Improved buy-to-let rates spurring investor resurgence

An increased number of buy-to-let loans are being taken out – counteracting the trend of landlords leaving the sector, analysis from mortgage advisor Alexander Hall has revealed.
There were some 52,648 buy-to-let loans issued during the final three months of 2024, marking a 7.7% increase on the previous quarter and the highest total seen since the start of 2023.
Whilst this increase in new loan activity was largely driven by existing investors looking to remortgage, accounting for 62.4% of all new loans issued, 34.7% came via new rental property purchases, up from 33% the previous year.
In 2025 Alexander Hall predicted the number of buy-to-let loans issued remaining above 50,000.
During Q4 2024, the average rate sat at 4.28%, down from 4.40% the previous quarter and from 5.59% versus the year before (Q4 2023).

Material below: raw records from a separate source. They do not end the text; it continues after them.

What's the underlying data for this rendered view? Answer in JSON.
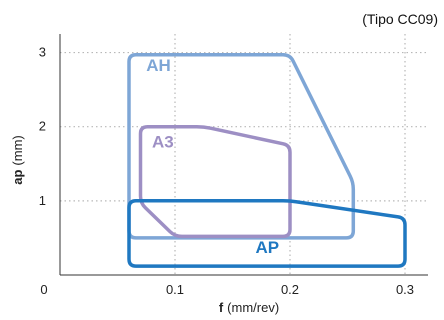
{
  "chart_data": {
    "type": "area",
    "title": "",
    "note": "(Tipo CC09)",
    "x_axis": {
      "label_main": "f",
      "label_unit": "(mm/rev)",
      "range": [
        0,
        0.32
      ],
      "ticks": [
        {
          "value": 0,
          "label": "0"
        },
        {
          "value": 0.1,
          "label": "0.1"
        },
        {
          "value": 0.2,
          "label": "0.2"
        },
        {
          "value": 0.3,
          "label": "0.3"
        }
      ]
    },
    "y_axis": {
      "label_main": "ap",
      "label_unit": "(mm)",
      "range": [
        0,
        3.25
      ],
      "ticks": [
        {
          "value": 1,
          "label": "1"
        },
        {
          "value": 2,
          "label": "2"
        },
        {
          "value": 3,
          "label": "3"
        }
      ]
    },
    "grid": {
      "style": "dotted",
      "x_lines": [
        0.1,
        0.2,
        0.3
      ],
      "y_lines": [
        1,
        2,
        3
      ]
    },
    "series": [
      {
        "name": "AH",
        "color": "#7ea6d6",
        "label_pos": {
          "f": 0.075,
          "ap": 2.75
        },
        "polygon": [
          [
            0.06,
            2.97
          ],
          [
            0.2,
            2.97
          ],
          [
            0.255,
            1.25
          ],
          [
            0.255,
            0.5
          ],
          [
            0.06,
            0.5
          ]
        ]
      },
      {
        "name": "A3",
        "color": "#9d8fc4",
        "label_pos": {
          "f": 0.08,
          "ap": 1.72
        },
        "polygon": [
          [
            0.07,
            2.0
          ],
          [
            0.125,
            2.0
          ],
          [
            0.2,
            1.75
          ],
          [
            0.2,
            0.52
          ],
          [
            0.1,
            0.52
          ],
          [
            0.07,
            0.97
          ]
        ]
      },
      {
        "name": "AP",
        "color": "#1f78c1",
        "label_pos": {
          "f": 0.17,
          "ap": 0.3
        },
        "polygon": [
          [
            0.06,
            1.0
          ],
          [
            0.2,
            1.0
          ],
          [
            0.3,
            0.77
          ],
          [
            0.3,
            0.12
          ],
          [
            0.06,
            0.12
          ]
        ]
      }
    ]
  }
}
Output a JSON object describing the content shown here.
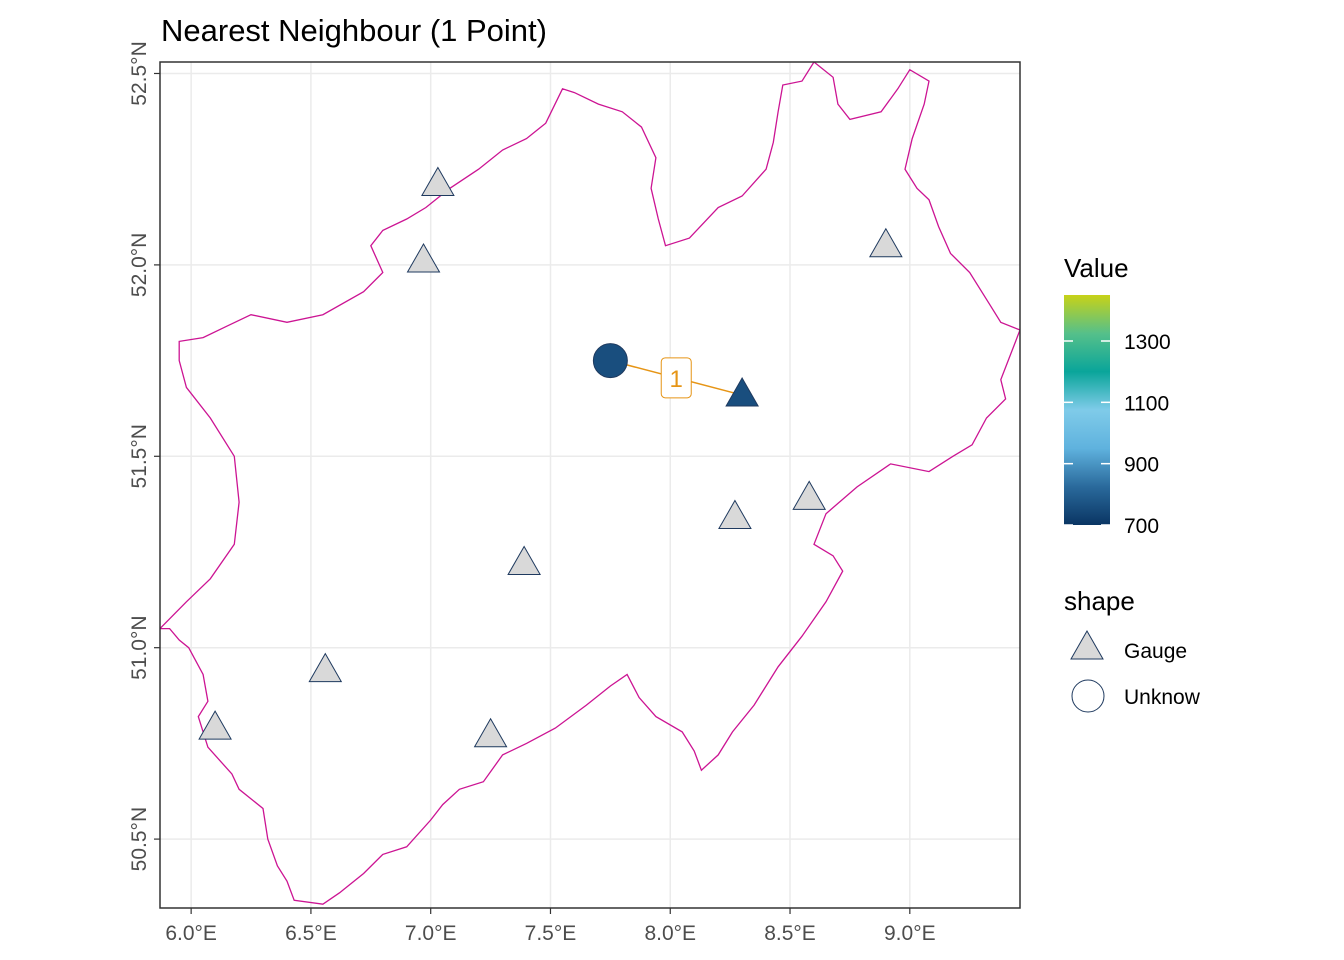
{
  "title": "Nearest Neighbour (1 Point)",
  "map": {
    "lon_range": [
      5.87,
      9.46
    ],
    "lat_range": [
      50.32,
      52.53
    ],
    "x_ticks": [
      {
        "value": 6.0,
        "label": "6.0°E"
      },
      {
        "value": 6.5,
        "label": "6.5°E"
      },
      {
        "value": 7.0,
        "label": "7.0°E"
      },
      {
        "value": 7.5,
        "label": "7.5°E"
      },
      {
        "value": 8.0,
        "label": "8.0°E"
      },
      {
        "value": 8.5,
        "label": "8.5°E"
      },
      {
        "value": 9.0,
        "label": "9.0°E"
      }
    ],
    "y_ticks": [
      {
        "value": 50.5,
        "label": "50.5°N"
      },
      {
        "value": 51.0,
        "label": "51.0°N"
      },
      {
        "value": 51.5,
        "label": "51.5°N"
      },
      {
        "value": 52.0,
        "label": "52.0°N"
      },
      {
        "value": 52.5,
        "label": "52.5°N"
      }
    ],
    "grid": true,
    "boundary_color": "#cc1493",
    "boundary": [
      [
        5.87,
        51.05
      ],
      [
        5.91,
        51.05
      ],
      [
        5.95,
        51.02
      ],
      [
        5.99,
        51.0
      ],
      [
        6.05,
        50.93
      ],
      [
        6.07,
        50.86
      ],
      [
        6.03,
        50.82
      ],
      [
        6.07,
        50.74
      ],
      [
        6.17,
        50.67
      ],
      [
        6.2,
        50.63
      ],
      [
        6.3,
        50.58
      ],
      [
        6.32,
        50.5
      ],
      [
        6.36,
        50.43
      ],
      [
        6.4,
        50.39
      ],
      [
        6.43,
        50.34
      ],
      [
        6.55,
        50.33
      ],
      [
        6.62,
        50.36
      ],
      [
        6.72,
        50.41
      ],
      [
        6.8,
        50.46
      ],
      [
        6.9,
        50.48
      ],
      [
        7.0,
        50.55
      ],
      [
        7.05,
        50.59
      ],
      [
        7.12,
        50.63
      ],
      [
        7.22,
        50.65
      ],
      [
        7.3,
        50.72
      ],
      [
        7.4,
        50.75
      ],
      [
        7.52,
        50.79
      ],
      [
        7.65,
        50.85
      ],
      [
        7.75,
        50.9
      ],
      [
        7.82,
        50.93
      ],
      [
        7.87,
        50.87
      ],
      [
        7.94,
        50.82
      ],
      [
        8.05,
        50.78
      ],
      [
        8.1,
        50.73
      ],
      [
        8.13,
        50.68
      ],
      [
        8.2,
        50.72
      ],
      [
        8.26,
        50.78
      ],
      [
        8.35,
        50.85
      ],
      [
        8.45,
        50.95
      ],
      [
        8.55,
        51.03
      ],
      [
        8.65,
        51.12
      ],
      [
        8.72,
        51.2
      ],
      [
        8.68,
        51.24
      ],
      [
        8.6,
        51.27
      ],
      [
        8.65,
        51.35
      ],
      [
        8.78,
        51.42
      ],
      [
        8.92,
        51.48
      ],
      [
        9.08,
        51.46
      ],
      [
        9.18,
        51.5
      ],
      [
        9.26,
        51.53
      ],
      [
        9.32,
        51.6
      ],
      [
        9.4,
        51.65
      ],
      [
        9.38,
        51.7
      ],
      [
        9.46,
        51.83
      ],
      [
        9.38,
        51.85
      ],
      [
        9.33,
        51.9
      ],
      [
        9.25,
        51.98
      ],
      [
        9.17,
        52.03
      ],
      [
        9.12,
        52.1
      ],
      [
        9.08,
        52.17
      ],
      [
        9.03,
        52.2
      ],
      [
        8.98,
        52.25
      ],
      [
        9.01,
        52.33
      ],
      [
        9.06,
        52.42
      ],
      [
        9.08,
        52.48
      ],
      [
        9.0,
        52.51
      ],
      [
        8.95,
        52.46
      ],
      [
        8.88,
        52.4
      ],
      [
        8.75,
        52.38
      ],
      [
        8.7,
        52.42
      ],
      [
        8.68,
        52.49
      ],
      [
        8.6,
        52.53
      ],
      [
        8.55,
        52.48
      ],
      [
        8.47,
        52.47
      ],
      [
        8.45,
        52.4
      ],
      [
        8.43,
        52.32
      ],
      [
        8.4,
        52.25
      ],
      [
        8.3,
        52.18
      ],
      [
        8.2,
        52.15
      ],
      [
        8.08,
        52.07
      ],
      [
        7.98,
        52.05
      ],
      [
        7.95,
        52.12
      ],
      [
        7.92,
        52.2
      ],
      [
        7.94,
        52.28
      ],
      [
        7.88,
        52.36
      ],
      [
        7.8,
        52.4
      ],
      [
        7.7,
        52.42
      ],
      [
        7.6,
        52.45
      ],
      [
        7.55,
        52.46
      ],
      [
        7.48,
        52.37
      ],
      [
        7.4,
        52.33
      ],
      [
        7.3,
        52.3
      ],
      [
        7.2,
        52.25
      ],
      [
        7.08,
        52.2
      ],
      [
        6.98,
        52.15
      ],
      [
        6.9,
        52.12
      ],
      [
        6.8,
        52.09
      ],
      [
        6.75,
        52.05
      ],
      [
        6.8,
        51.98
      ],
      [
        6.72,
        51.93
      ],
      [
        6.55,
        51.87
      ],
      [
        6.4,
        51.85
      ],
      [
        6.25,
        51.87
      ],
      [
        6.15,
        51.84
      ],
      [
        6.05,
        51.81
      ],
      [
        5.95,
        51.8
      ],
      [
        5.95,
        51.75
      ],
      [
        5.98,
        51.68
      ],
      [
        6.08,
        51.6
      ],
      [
        6.18,
        51.5
      ],
      [
        6.2,
        51.38
      ],
      [
        6.18,
        51.27
      ],
      [
        6.08,
        51.18
      ],
      [
        5.98,
        51.12
      ],
      [
        5.87,
        51.05
      ]
    ]
  },
  "gauges": [
    {
      "lon": 7.03,
      "lat": 52.21,
      "value": null
    },
    {
      "lon": 6.97,
      "lat": 52.01,
      "value": null
    },
    {
      "lon": 8.9,
      "lat": 52.05,
      "value": null
    },
    {
      "lon": 8.3,
      "lat": 51.66,
      "value": 760
    },
    {
      "lon": 8.58,
      "lat": 51.39,
      "value": null
    },
    {
      "lon": 8.27,
      "lat": 51.34,
      "value": null
    },
    {
      "lon": 7.39,
      "lat": 51.22,
      "value": null
    },
    {
      "lon": 6.56,
      "lat": 50.94,
      "value": null
    },
    {
      "lon": 6.1,
      "lat": 50.79,
      "value": null
    },
    {
      "lon": 7.25,
      "lat": 50.77,
      "value": null
    }
  ],
  "unknown_point": {
    "lon": 7.75,
    "lat": 51.75,
    "value": 760
  },
  "connection": {
    "label": "1",
    "color": "#e69516"
  },
  "colors": {
    "na_fill": "#d9d9d9",
    "outline": "#1f3a5f",
    "gradient": [
      "#0a3563",
      "#2a6a9c",
      "#5fb2de",
      "#7fcbe9",
      "#0aa59a",
      "#55c08a",
      "#c7d218"
    ]
  },
  "legend": {
    "value_title": "Value",
    "value_range": [
      700,
      1450
    ],
    "value_ticks": [
      {
        "value": 700,
        "label": "700"
      },
      {
        "value": 900,
        "label": "900"
      },
      {
        "value": 1100,
        "label": "1100"
      },
      {
        "value": 1300,
        "label": "1300"
      }
    ],
    "shape_title": "shape",
    "shape_items": [
      {
        "shape": "triangle",
        "label": "Gauge"
      },
      {
        "shape": "circle",
        "label": "Unknow"
      }
    ]
  }
}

Stephanie Daley, director of partnerships at mortgage advisor, Alexander Hall, said: “The number of buy-to-let loans issued and the value of these loans has increased substantially over the course of last year, with continued growth forecast for 2025.
“This increase in buy-to-let investor activity is being largely driven by those looking to remortgage, but we’ve also seen an increase in new investment and it’s clear that the improvements to buy-to-let mortgage rates are helping to drive confidence across the sector.”